Datacon Competition Record

Created November 20, 2023
1. 简介

2022年12月当时在打物联网安全赛道，用实验室先前论文SFuzz的代码改改，能较好地解决RTOS固件的相关题目，但第三题整数溢出漏洞检测在短时间内写出来的工具还是效果不佳。
2023年11月又带学弟们打了漏洞分析赛道，前两题基本是苦力活，第三题挖0day因为没提前买设备and固件模拟不熟练导致写不出exp，略遗憾。
后面如果再打Datacon的话就只想直接做第三题了（瘫
2. IDA脚本

人工审计二进制代码漏洞时，需要快速判断source点到sink点之间是否存在call trace。

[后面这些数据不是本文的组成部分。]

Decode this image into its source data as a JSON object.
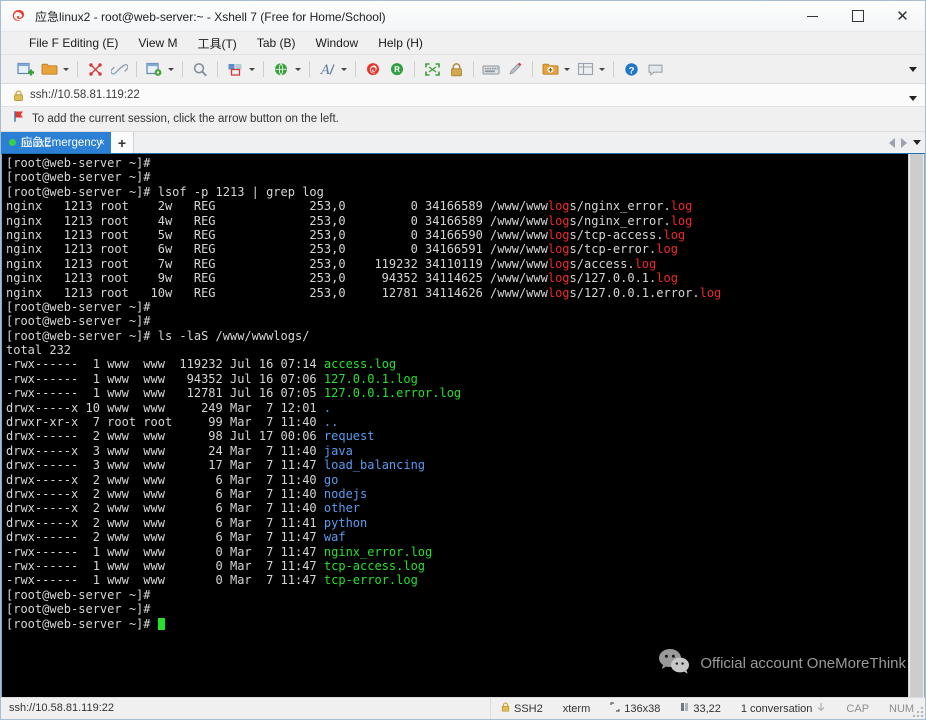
{
  "window": {
    "title": "应急linux2 - root@web-server:~ - Xshell 7 (Free for Home/School)",
    "app_icon": "xshell-icon",
    "minimize": "–",
    "maximize": "□",
    "close": "✕"
  },
  "menubar": {
    "items": [
      {
        "label": "File F Editing (E)",
        "name": "menu-file-editing"
      },
      {
        "label": "View M",
        "name": "menu-view"
      },
      {
        "label": "工具(T)",
        "name": "menu-tools"
      },
      {
        "label": "Tab (B)",
        "name": "menu-tab"
      },
      {
        "label": "Window",
        "name": "menu-window"
      },
      {
        "label": "Help (H)",
        "name": "menu-help"
      }
    ]
  },
  "toolbar": {
    "items": [
      {
        "icon": "new-session-icon",
        "caret": false
      },
      {
        "icon": "open-folder-icon",
        "caret": true
      },
      {
        "sep": true
      },
      {
        "icon": "disconnect-icon",
        "caret": false
      },
      {
        "icon": "link-icon",
        "caret": false
      },
      {
        "sep": true
      },
      {
        "icon": "session-properties-icon",
        "caret": true
      },
      {
        "sep": true
      },
      {
        "icon": "find-icon",
        "caret": false
      },
      {
        "sep": true
      },
      {
        "icon": "layout-icon",
        "caret": true
      },
      {
        "sep": true
      },
      {
        "icon": "globe-icon",
        "caret": true
      },
      {
        "sep": true
      },
      {
        "icon": "font-icon",
        "caret": true
      },
      {
        "sep": true
      },
      {
        "icon": "xshell-red-icon",
        "caret": false
      },
      {
        "icon": "xftp-green-icon",
        "caret": false
      },
      {
        "sep": true
      },
      {
        "icon": "fullscreen-icon",
        "caret": false
      },
      {
        "icon": "lock-icon",
        "caret": false
      },
      {
        "sep": true
      },
      {
        "icon": "keyboard-icon",
        "caret": false
      },
      {
        "icon": "compose-pen-icon",
        "caret": false
      },
      {
        "sep": true
      },
      {
        "icon": "add-to-folder-icon",
        "caret": true
      },
      {
        "icon": "split-view-icon",
        "caret": true
      },
      {
        "sep": true
      },
      {
        "icon": "help-icon",
        "caret": false
      },
      {
        "icon": "chat-icon",
        "caret": false
      }
    ],
    "overflow": "toolbar-overflow-chevron"
  },
  "addressbar": {
    "icon": "lock-icon",
    "value": "ssh://10.58.81.119:22",
    "dropdown": "address-dropdown-chevron"
  },
  "hintbar": {
    "icon": "red-flag-icon",
    "text": "To add the current session, click the arrow button on the left."
  },
  "tabs": {
    "items": [
      {
        "label_primary": "应急Emergency",
        "label_secondary": "linux2",
        "status": "connected",
        "close": "×"
      }
    ],
    "new_tab": "+",
    "nav_prev": "◀",
    "nav_next": "▶",
    "nav_menu": "▾"
  },
  "terminal": {
    "prompt": "[root@web-server ~]#",
    "cols": 136,
    "rows": 38,
    "lines": [
      {
        "segs": [
          {
            "t": "[root@web-server ~]# ",
            "c": "white"
          }
        ]
      },
      {
        "segs": [
          {
            "t": "[root@web-server ~]# ",
            "c": "white"
          }
        ]
      },
      {
        "segs": [
          {
            "t": "[root@web-server ~]# lsof -p 1213 | grep log",
            "c": "white"
          }
        ]
      },
      {
        "segs": [
          {
            "t": "nginx   1213 root    2w   REG             253,0         0 34166589 /www/www",
            "c": "white"
          },
          {
            "t": "log",
            "c": "red"
          },
          {
            "t": "s/nginx_error.",
            "c": "white"
          },
          {
            "t": "log",
            "c": "red"
          }
        ]
      },
      {
        "segs": [
          {
            "t": "nginx   1213 root    4w   REG             253,0         0 34166589 /www/www",
            "c": "white"
          },
          {
            "t": "log",
            "c": "red"
          },
          {
            "t": "s/nginx_error.",
            "c": "white"
          },
          {
            "t": "log",
            "c": "red"
          }
        ]
      },
      {
        "segs": [
          {
            "t": "nginx   1213 root    5w   REG             253,0         0 34166590 /www/www",
            "c": "white"
          },
          {
            "t": "log",
            "c": "red"
          },
          {
            "t": "s/tcp-access.",
            "c": "white"
          },
          {
            "t": "log",
            "c": "red"
          }
        ]
      },
      {
        "segs": [
          {
            "t": "nginx   1213 root    6w   REG             253,0         0 34166591 /www/www",
            "c": "white"
          },
          {
            "t": "log",
            "c": "red"
          },
          {
            "t": "s/tcp-error.",
            "c": "white"
          },
          {
            "t": "log",
            "c": "red"
          }
        ]
      },
      {
        "segs": [
          {
            "t": "nginx   1213 root    7w   REG             253,0    119232 34110119 /www/www",
            "c": "white"
          },
          {
            "t": "log",
            "c": "red"
          },
          {
            "t": "s/access.",
            "c": "white"
          },
          {
            "t": "log",
            "c": "red"
          }
        ]
      },
      {
        "segs": [
          {
            "t": "nginx   1213 root    9w   REG             253,0     94352 34114625 /www/www",
            "c": "white"
          },
          {
            "t": "log",
            "c": "red"
          },
          {
            "t": "s/127.0.0.1.",
            "c": "white"
          },
          {
            "t": "log",
            "c": "red"
          }
        ]
      },
      {
        "segs": [
          {
            "t": "nginx   1213 root   10w   REG             253,0     12781 34114626 /www/www",
            "c": "white"
          },
          {
            "t": "log",
            "c": "red"
          },
          {
            "t": "s/127.0.0.1.error.",
            "c": "white"
          },
          {
            "t": "log",
            "c": "red"
          }
        ]
      },
      {
        "segs": [
          {
            "t": "[root@web-server ~]# ",
            "c": "white"
          }
        ]
      },
      {
        "segs": [
          {
            "t": "[root@web-server ~]# ",
            "c": "white"
          }
        ]
      },
      {
        "segs": [
          {
            "t": "[root@web-server ~]# ls -laS /www/wwwlogs/",
            "c": "white"
          }
        ]
      },
      {
        "segs": [
          {
            "t": "total 232",
            "c": "white"
          }
        ]
      },
      {
        "segs": [
          {
            "t": "-rwx------  1 www  www  119232 Jul 16 07:14 ",
            "c": "white"
          },
          {
            "t": "access.log",
            "c": "green"
          }
        ]
      },
      {
        "segs": [
          {
            "t": "-rwx------  1 www  www   94352 Jul 16 07:06 ",
            "c": "white"
          },
          {
            "t": "127.0.0.1.log",
            "c": "green"
          }
        ]
      },
      {
        "segs": [
          {
            "t": "-rwx------  1 www  www   12781 Jul 16 07:05 ",
            "c": "white"
          },
          {
            "t": "127.0.0.1.error.log",
            "c": "green"
          }
        ]
      },
      {
        "segs": [
          {
            "t": "drwx-----x 10 www  www     249 Mar  7 12:01 ",
            "c": "white"
          },
          {
            "t": ".",
            "c": "blue"
          }
        ]
      },
      {
        "segs": [
          {
            "t": "drwxr-xr-x  7 root root     99 Mar  7 11:40 ",
            "c": "white"
          },
          {
            "t": "..",
            "c": "blue"
          }
        ]
      },
      {
        "segs": [
          {
            "t": "drwx------  2 www  www      98 Jul 17 00:06 ",
            "c": "white"
          },
          {
            "t": "request",
            "c": "blue"
          }
        ]
      },
      {
        "segs": [
          {
            "t": "drwx-----x  3 www  www      24 Mar  7 11:40 ",
            "c": "white"
          },
          {
            "t": "java",
            "c": "blue"
          }
        ]
      },
      {
        "segs": [
          {
            "t": "drwx------  3 www  www      17 Mar  7 11:47 ",
            "c": "white"
          },
          {
            "t": "load_balancing",
            "c": "blue"
          }
        ]
      },
      {
        "segs": [
          {
            "t": "drwx-----x  2 www  www       6 Mar  7 11:40 ",
            "c": "white"
          },
          {
            "t": "go",
            "c": "blue"
          }
        ]
      },
      {
        "segs": [
          {
            "t": "drwx-----x  2 www  www       6 Mar  7 11:40 ",
            "c": "white"
          },
          {
            "t": "nodejs",
            "c": "blue"
          }
        ]
      },
      {
        "segs": [
          {
            "t": "drwx-----x  2 www  www       6 Mar  7 11:40 ",
            "c": "white"
          },
          {
            "t": "other",
            "c": "blue"
          }
        ]
      },
      {
        "segs": [
          {
            "t": "drwx-----x  2 www  www       6 Mar  7 11:41 ",
            "c": "white"
          },
          {
            "t": "python",
            "c": "blue"
          }
        ]
      },
      {
        "segs": [
          {
            "t": "drwx------  2 www  www       6 Mar  7 11:47 ",
            "c": "white"
          },
          {
            "t": "waf",
            "c": "blue"
          }
        ]
      },
      {
        "segs": [
          {
            "t": "-rwx------  1 www  www       0 Mar  7 11:47 ",
            "c": "white"
          },
          {
            "t": "nginx_error.log",
            "c": "green"
          }
        ]
      },
      {
        "segs": [
          {
            "t": "-rwx------  1 www  www       0 Mar  7 11:47 ",
            "c": "white"
          },
          {
            "t": "tcp-access.log",
            "c": "green"
          }
        ]
      },
      {
        "segs": [
          {
            "t": "-rwx------  1 www  www       0 Mar  7 11:47 ",
            "c": "white"
          },
          {
            "t": "tcp-error.log",
            "c": "green"
          }
        ]
      },
      {
        "segs": [
          {
            "t": "[root@web-server ~]# ",
            "c": "white"
          }
        ]
      },
      {
        "segs": [
          {
            "t": "[root@web-server ~]# ",
            "c": "white"
          }
        ]
      },
      {
        "segs": [
          {
            "t": "[root@web-server ~]# ",
            "c": "white"
          },
          {
            "t": "CURSOR",
            "c": "cursor"
          }
        ]
      }
    ],
    "watermark": {
      "icon": "wechat-icon",
      "text": "Official account OneMoreThink"
    }
  },
  "statusbar": {
    "session": "ssh://10.58.81.119:22",
    "protocol": "SSH2",
    "protocol_icon": "lock-icon",
    "terminal_type": "xterm",
    "size_icon": "terminal-size-icon",
    "size": "136x38",
    "cursor_icon": "cursor-pos-icon",
    "cursor": "33,22",
    "conversations": "1 conversation",
    "conversations_icon": "conversation-arrow-icon",
    "cap": "CAP",
    "num": "NUM"
  },
  "colors": {
    "accent": "#2b7fd4",
    "terminal_bg": "#000000",
    "green": "#27e02b",
    "red": "#ef2929",
    "blue": "#5a9bf0"
  }
}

写了个简单的IDA脚本实现这一功能。
import idautils
import idc
import ida_idp
import ida_funcs
import ida_nalt
import time

log_file = None

# 
# Basic Tools
# 
def printh(num):
    # h = hex
    print(hex(num))

def printh_list(nums):
    for num in nums:
        printh(num)

def printf(func_ea):
    # f = funtion
    name = idc.get_func_name(func_ea)
    if name:
        print("%s(%s)" % (name, hex(func_ea)))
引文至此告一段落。